Bilan

L’immobilier européen, un secteur à suivre de près

Les prix de l’immobilier suisse se sont emballés début janvier. Pour les investisseurs, le moment est favorable pour une prise partielle de profit et un pari sur la revalorisation de l’immobilier européen. Par Sophie Chardon, Stratège Cross Assets, Banque Lombard Odier & Cie

Stratégie Les marchés financiers ont affiché de solides performances au cours des derniers mois, avec notamment une reprise généralisée des actifs risqués en début d’année, l’instabilité au Moyen-Orient n’ayant guère affecté l’appétit pour le risque des investisseurs. Pour autant, si le sentiment s’améliore, les fondamentaux n’ont pas changé, et dans un environnement de croissance positive mais faible et de taux bas voire négatifs en Suisse, il semble pertinent de privilégier les stratégies de portage.

Ce contexte de faibles rendements attendus et de valorisations élevées requiert une approche de gestion de portefeuille disciplinée, à savoir des prises de bénéfice lorsque les tendances paraissent exagérées et le maintien d’une diversification adéquate dans les portefeuilles.

Par exemple, l’immobilier suisse, qui a montré une exceptionnelle performance de près de 20% réalisée en 2019 (voir graphique), a vu ses prix s’emballer au cours des deux premières semaines de 2020, en hausse de plus de 5%. Pour ceux qui auraient choisi de renforcer l’an dernier leur position sur ce secteur de manière importante dans leurs portefeuilles suisses, une prise partielle de profit est judicieuse.

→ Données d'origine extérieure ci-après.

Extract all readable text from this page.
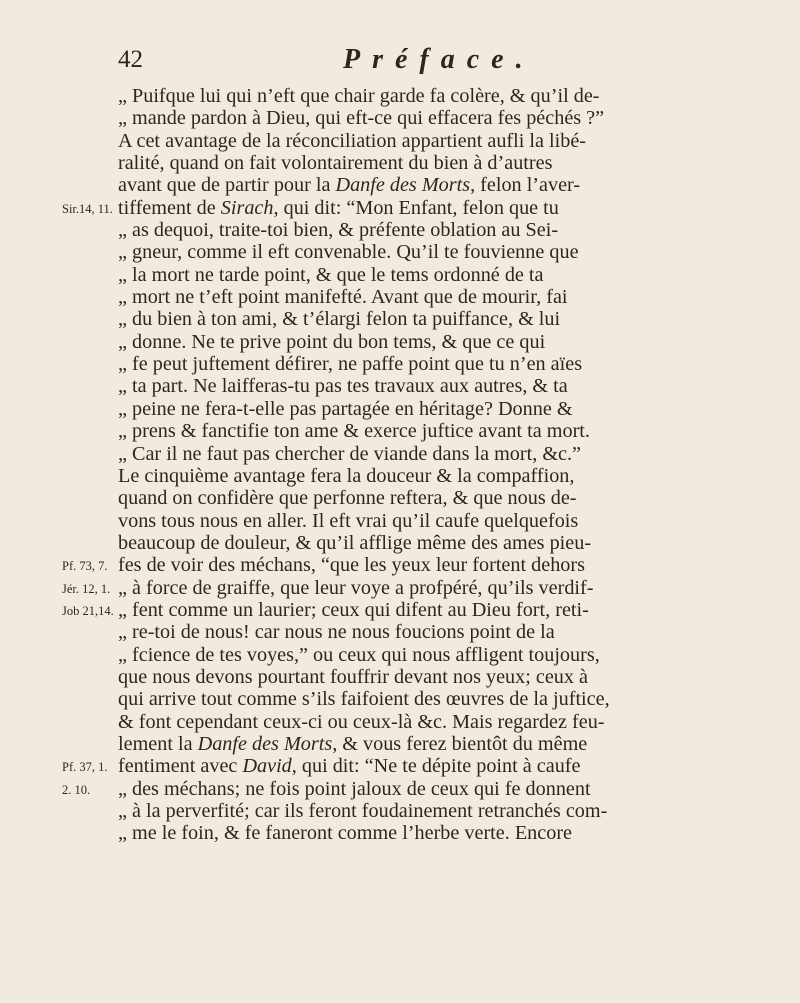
42	Préface.
„ Puifque lui qui n’eft que chair garde fa colère, & qu’il de-
„ mande pardon à Dieu, qui eft-ce qui effacera fes péchés ?”
A cet avantage de la réconciliation appartient aufli la libé-
ralité, quand on fait volontairement du bien à d’autres
avant que de partir pour la Danfe des Morts, felon l’aver-
Sir.14, 11. tiffement de Sirach, qui dit: “Mon Enfant, felon que tu
„ as dequoi, traite-toi bien, & préfente oblation au Sei-
„ gneur, comme il eft convenable. Qu’il te fouvienne que
„ la mort ne tarde point, & que le tems ordonné de ta
„ mort ne t’eft point manifefté. Avant que de mourir, fai
„ du bien à ton ami, & t’élargi felon ta puiffance, & lui
„ donne. Ne te prive point du bon tems, & que ce qui
„ fe peut juftement défirer, ne paffe point que tu n’en aïes
„ ta part. Ne laifferas-tu pas tes travaux aux autres, & ta
„ peine ne fera-t-elle pas partagée en héritage? Donne &
„ prens & fanctifie ton ame & exerce juftice avant ta mort.
„ Car il ne faut pas chercher de viande dans la mort, &c.”
Le cinquième avantage fera la douceur & la compaffion,
quand on confidère que perfonne reftera, & que nous de-
vons tous nous en aller. Il eft vrai qu’il caufe quelquefois
beaucoup de douleur, & qu’il afflige même des ames pieu-
Pf. 73, 7. fes de voir des méchans, “que les yeux leur fortent dehors
Jér. 12, 1. „ à force de graiffe, que leur voye a profpéré, qu’ils verdif-
Job 21,14. „ fent comme un laurier; ceux qui difent au Dieu fort, reti-
„ re-toi de nous! car nous ne nous foucions point de la
„ fcience de tes voyes,” ou ceux qui nous affligent toujours,
que nous devons pourtant fouffrir devant nos yeux; ceux à
qui arrive tout comme s’ils faifoient des œuvres de la juftice,
& font cependant ceux-ci ou ceux-là &c. Mais regardez feu-
lement la Danfe des Morts, & vous ferez bientôt du même
Pf. 37, 1. fentiment avec David, qui dit: “Ne te dépite point à caufe
2. 10.	„ des méchans; ne fois point jaloux de ceux qui fe donnent
„ à la perverfité; car ils feront foudainement retranchés com-
„ me le foin, & fe faneront comme l’herbe verte. Encore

En effet, dans un contexte macroéconomique et financier inchangé, cette accélération des prix peut être attribuée à des effets techniques essentiellement liés aux paiements attendus des dividendes puisque 17 des 37 fonds immobiliers suisses cotés distribueront leurs résultats d’ici le mois d’avril.

Par ailleurs, les politiques d’allocation d’actifs des investisseurs institutionnels suisses pour 2020 privilégient toujours l’immobilier. L’implémentation des investissements directs prenant du temps, ces investisseurs s’exposent à la classe d’actifs à travers le marché coté immédiatement accessible.
Ces flux n’ayant pas vocation à rester investis sur la classe d’actifs de manière prolongée, ils sont potentiellement volatils.

Quant aux valorisations, elles se situent à des niveaux historiquement élevés (voir graphique). Bien que la cherté des valorisations absolues ne constitue pas un signal de vente dans un environnement de taux négatifs, une plus grande diversification géographique et sectorielle est conseillée, voire nécessaire.

L’immobilier européen représente une option attrayante, offrant aux investisseurs en francs suisses une exposition plus diversifiée à l’Allemagne, à la France et au Royaume-Uni et une répartition plus équilibrée entre l’immobilier commercial et résidentiel.

En outre, compte tenu du potentiel de revalorisation de l’immobilier européen, les perspectives de performance sont sensiblement plus élevées pour cette année. En effet, la prime de risque sur ce marché est plus en ligne avec les moyennes historiques (voir graphique) et restera soutenue par l’environnement de taux négatifs et la recherche de rendement des investisseurs européens.

En conclusion, l’immobilier européen pourrait bien bénéficier d’un effet de rattrapage par rapport à son voisin suisse cette année. Une opportunité à saisir pour les investisseurs.